(Reuters) - Virtu Financial Inc (VIRT.O), the high-speed trading and market-making firm, on Friday reported first-quarter earnings well above expectations, helped by high levels of market volatility in the period.
Virtu earned $410 million, or $1.86 per diluted share, compared with $145 million or 10 cents a diluted share a year earlier.
Stripping out one-time items, such as a $329 million net gain from the sale of fixed income trading platform BondPoint, Virtu earned 76 cents a share. That was 15 cents above the average estimate of analysts, according to Thomson Reuters I/B/E/S.

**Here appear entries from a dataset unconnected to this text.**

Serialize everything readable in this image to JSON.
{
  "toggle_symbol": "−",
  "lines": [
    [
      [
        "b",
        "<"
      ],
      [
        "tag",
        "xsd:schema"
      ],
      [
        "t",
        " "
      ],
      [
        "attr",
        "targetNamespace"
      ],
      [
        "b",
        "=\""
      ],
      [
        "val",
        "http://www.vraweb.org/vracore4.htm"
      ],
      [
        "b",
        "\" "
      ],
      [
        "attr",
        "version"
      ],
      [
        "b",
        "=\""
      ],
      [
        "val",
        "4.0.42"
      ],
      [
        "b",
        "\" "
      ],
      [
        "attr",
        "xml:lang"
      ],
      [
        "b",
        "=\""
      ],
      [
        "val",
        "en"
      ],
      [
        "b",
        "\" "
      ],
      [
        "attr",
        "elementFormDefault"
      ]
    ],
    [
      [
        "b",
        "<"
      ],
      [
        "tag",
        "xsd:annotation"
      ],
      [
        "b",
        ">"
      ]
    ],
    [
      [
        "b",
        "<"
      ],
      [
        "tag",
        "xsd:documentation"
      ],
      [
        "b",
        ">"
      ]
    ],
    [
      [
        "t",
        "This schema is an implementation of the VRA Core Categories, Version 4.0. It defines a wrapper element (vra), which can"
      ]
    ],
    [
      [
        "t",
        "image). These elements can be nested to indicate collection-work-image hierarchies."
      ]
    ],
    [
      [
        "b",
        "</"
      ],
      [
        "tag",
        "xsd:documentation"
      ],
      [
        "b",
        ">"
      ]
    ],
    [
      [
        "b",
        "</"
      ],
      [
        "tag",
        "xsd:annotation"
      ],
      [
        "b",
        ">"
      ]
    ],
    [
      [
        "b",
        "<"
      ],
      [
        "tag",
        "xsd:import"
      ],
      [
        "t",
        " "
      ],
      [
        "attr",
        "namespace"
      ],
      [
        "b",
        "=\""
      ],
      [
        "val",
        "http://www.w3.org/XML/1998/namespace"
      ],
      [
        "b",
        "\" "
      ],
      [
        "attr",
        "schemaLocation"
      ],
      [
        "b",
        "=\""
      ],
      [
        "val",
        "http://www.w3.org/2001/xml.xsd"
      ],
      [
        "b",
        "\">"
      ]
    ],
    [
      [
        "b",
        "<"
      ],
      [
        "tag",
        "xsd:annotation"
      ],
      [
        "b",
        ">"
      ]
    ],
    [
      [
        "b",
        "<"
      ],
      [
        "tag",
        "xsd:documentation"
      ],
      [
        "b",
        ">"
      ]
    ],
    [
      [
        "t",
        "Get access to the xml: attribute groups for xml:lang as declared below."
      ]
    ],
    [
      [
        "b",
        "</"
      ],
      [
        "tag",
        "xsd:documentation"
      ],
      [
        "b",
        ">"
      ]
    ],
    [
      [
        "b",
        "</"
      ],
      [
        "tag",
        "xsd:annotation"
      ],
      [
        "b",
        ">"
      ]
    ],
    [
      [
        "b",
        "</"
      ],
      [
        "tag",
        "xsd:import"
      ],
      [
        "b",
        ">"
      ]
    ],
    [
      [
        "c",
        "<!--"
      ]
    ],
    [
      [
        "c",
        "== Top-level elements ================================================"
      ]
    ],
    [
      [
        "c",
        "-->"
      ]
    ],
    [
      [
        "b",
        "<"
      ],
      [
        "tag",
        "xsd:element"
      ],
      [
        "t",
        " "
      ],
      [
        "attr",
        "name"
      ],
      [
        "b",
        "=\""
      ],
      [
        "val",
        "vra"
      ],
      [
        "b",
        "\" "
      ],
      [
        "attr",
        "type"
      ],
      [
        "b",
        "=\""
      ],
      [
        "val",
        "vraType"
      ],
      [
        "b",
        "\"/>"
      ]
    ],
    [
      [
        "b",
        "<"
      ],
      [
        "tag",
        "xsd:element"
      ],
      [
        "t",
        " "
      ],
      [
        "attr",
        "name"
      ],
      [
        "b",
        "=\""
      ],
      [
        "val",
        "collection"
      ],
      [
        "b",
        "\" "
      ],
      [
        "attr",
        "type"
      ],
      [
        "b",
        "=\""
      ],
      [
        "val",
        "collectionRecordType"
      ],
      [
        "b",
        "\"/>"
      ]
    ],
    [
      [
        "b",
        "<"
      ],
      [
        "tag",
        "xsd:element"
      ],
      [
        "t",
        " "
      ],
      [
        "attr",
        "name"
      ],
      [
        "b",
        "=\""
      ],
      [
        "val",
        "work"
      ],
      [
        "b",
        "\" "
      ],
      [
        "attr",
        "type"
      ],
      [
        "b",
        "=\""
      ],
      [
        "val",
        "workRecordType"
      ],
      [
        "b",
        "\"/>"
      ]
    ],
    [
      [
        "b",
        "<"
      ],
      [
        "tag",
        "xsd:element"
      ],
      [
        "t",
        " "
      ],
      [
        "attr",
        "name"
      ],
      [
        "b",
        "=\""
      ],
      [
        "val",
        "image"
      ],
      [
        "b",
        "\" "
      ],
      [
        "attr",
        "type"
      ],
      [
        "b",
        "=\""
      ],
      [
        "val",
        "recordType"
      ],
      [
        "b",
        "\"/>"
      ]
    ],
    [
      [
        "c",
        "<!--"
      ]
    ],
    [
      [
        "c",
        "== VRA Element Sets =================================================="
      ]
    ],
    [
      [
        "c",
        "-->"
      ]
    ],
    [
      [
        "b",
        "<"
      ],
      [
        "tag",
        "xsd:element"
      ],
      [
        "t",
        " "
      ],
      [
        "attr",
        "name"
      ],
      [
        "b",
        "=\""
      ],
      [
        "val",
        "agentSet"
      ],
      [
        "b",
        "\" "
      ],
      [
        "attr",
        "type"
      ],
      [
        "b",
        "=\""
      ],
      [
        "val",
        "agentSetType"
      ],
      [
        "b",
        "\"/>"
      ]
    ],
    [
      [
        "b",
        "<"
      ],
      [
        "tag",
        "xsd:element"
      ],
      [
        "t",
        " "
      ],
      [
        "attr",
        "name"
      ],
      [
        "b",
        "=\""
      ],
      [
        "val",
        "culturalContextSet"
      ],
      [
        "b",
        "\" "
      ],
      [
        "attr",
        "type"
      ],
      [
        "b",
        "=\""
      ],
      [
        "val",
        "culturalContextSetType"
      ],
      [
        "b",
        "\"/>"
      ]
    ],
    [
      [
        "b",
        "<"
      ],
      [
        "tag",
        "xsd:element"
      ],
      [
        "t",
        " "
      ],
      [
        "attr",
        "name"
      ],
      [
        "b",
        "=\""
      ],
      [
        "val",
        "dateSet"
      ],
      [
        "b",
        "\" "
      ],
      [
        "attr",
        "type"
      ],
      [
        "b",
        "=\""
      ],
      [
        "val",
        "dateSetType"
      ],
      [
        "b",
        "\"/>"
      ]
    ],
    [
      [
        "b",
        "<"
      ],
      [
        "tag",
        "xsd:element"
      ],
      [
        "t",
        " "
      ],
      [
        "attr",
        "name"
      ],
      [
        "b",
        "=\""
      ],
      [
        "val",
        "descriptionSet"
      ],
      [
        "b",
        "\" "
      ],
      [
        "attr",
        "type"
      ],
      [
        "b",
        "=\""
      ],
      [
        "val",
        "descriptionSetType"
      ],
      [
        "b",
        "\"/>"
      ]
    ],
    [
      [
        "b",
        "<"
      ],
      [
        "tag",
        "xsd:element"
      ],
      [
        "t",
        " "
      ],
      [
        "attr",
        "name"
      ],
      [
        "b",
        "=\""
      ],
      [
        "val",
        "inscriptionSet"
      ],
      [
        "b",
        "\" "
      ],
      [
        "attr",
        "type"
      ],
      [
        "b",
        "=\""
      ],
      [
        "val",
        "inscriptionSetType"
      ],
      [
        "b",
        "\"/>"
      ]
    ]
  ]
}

A stock market selloff in early February spurred volatility in the markets, which had been unusually calm in 2016 and 2017, driving trading volumes higher as investors tried to hedge themselves.
“This environment clearly played a significant role in our Q1 results,” Virtu’s Chief Executive Officer, Doug Cifu, said on a conference call with analysts.
Virtu, a market maker in equities, options, fixed income, currencies and commodities, bought rival KCG Holdings Inc in 2017 for around $1.4 billion and has been integrating the two firms while stripping out costs.
Market makers commit their own capital to offer to buy securities from or sell securities to broker-dealers, banks and institutions.
Because the market-making business thrives on volatility-driven volume, Virtu’s stock was seen by many investors as a way to get upside exposure to the market turbulence. That interest drove the company’s stock up 88 percent from the end of January until Thursday’s market close.
On Friday, Virtu’s stock was down 5.6 percent at $33.95 in early trading as investors tempered their expectations following the company’s acknowledgement that the volatility from the first quarter had eased in the latest quarter. The stock sank 6.7 percent at the open.
However, the trading environment “does remain decidedly better than the second half of 2016 and overall 2017,” Cifu said.
Virtu’s revenues totaled $815.1 million in the quarter, versus $147.3 million for the same period in 2017.
Net trading income nearly tripled to $406.2 million from $139.6 million for the same period in 2017.